The discovery of a lone star tick near London, Ontario is yet another reason people should be on the lookout for ticks on themselves and their pets.
A London veterinarian removed a lone star tick from a client’s cat in late June. This isn’t the first lone star tick, which is named for the white spot on its back, found in Ontario.
Between 1967 and 1977, there was one submitted per year in Ontario. That number doubled from 1999 to 2014, and averaged about 38 per year from 2005 to 2010, peaking at 83 in 2017. There were 74 confirmed in 2018.
Bug not established
“Currently, there is no evidence of the presence of established lone star tick populations in Ontario,” said Public Health Ontario entomologist Mark Nelder. “They enter the province on people and their animals returning to Ontario after travel to the USA. Another way they can enter the province is on migratory birds. Lone star ticks can drop off into the environment when migratory birds enter Ontario.”

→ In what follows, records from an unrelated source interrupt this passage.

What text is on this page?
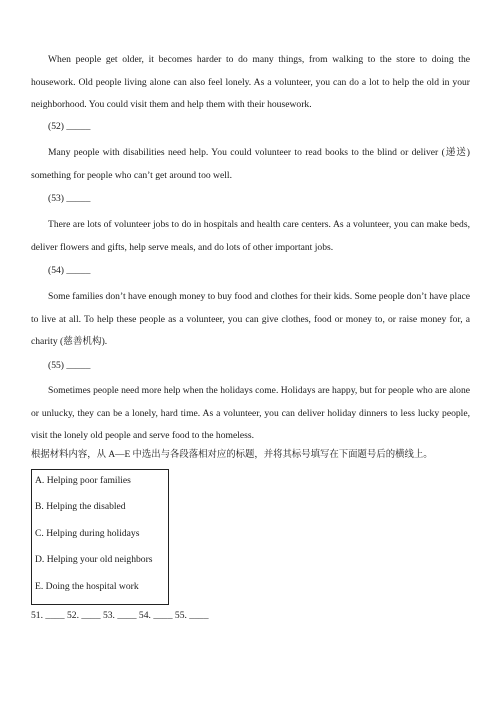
When people get older, it becomes harder to do many things, from walking to the store to doing the housework. Old people living alone can also feel lonely. As a volunteer, you can do a lot to help the old in your neighborhood. You could visit them and help them with their housework.

(52) _____

Many people with disabilities need help. You could volunteer to read books to the blind or deliver (递送) something for people who can’t get around too well.

(53) _____

There are lots of volunteer jobs to do in hospitals and health care centers. As a volunteer, you can make beds, deliver flowers and gifts, help serve meals, and do lots of other important jobs.

(54) _____

Some families don’t have enough money to buy food and clothes for their kids. Some people don’t have place to live at all. To help these people as a volunteer, you can give clothes, food or money to, or raise money for, a charity (慈善机构).

(55) _____

Sometimes people need more help when the holidays come. Holidays are happy, but for people who are alone or unlucky, they can be a lonely, hard time. As a volunteer, you can deliver holiday dinners to less lucky people, visit the lonely old people and serve food to the homeless.

根据材料内容，从 A—E 中选出与各段落相对应的标题，并将其标号填写在下面题号后的横线上。

A. Helping poor families

B. Helping the disabled

C. Helping during holidays

D. Helping your old neighbors

E. Doing the hospital work

51. ____ 52. ____ 53. ____ 54. ____ 55. ____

He said the ticks are known to carry several pathogens, including human ehrlichiosis (which causes flu-like symptons) and galactose-alpha-1, 3 galactose (alpha-gal), which causes red meat allergy.
When asked if growing numbers of reports were indicative of them becoming established in the province, Nelder replied, “Historically, lone star ticks have been spreading north in the USA, so we expect this tick to become established in Ontario in the future.”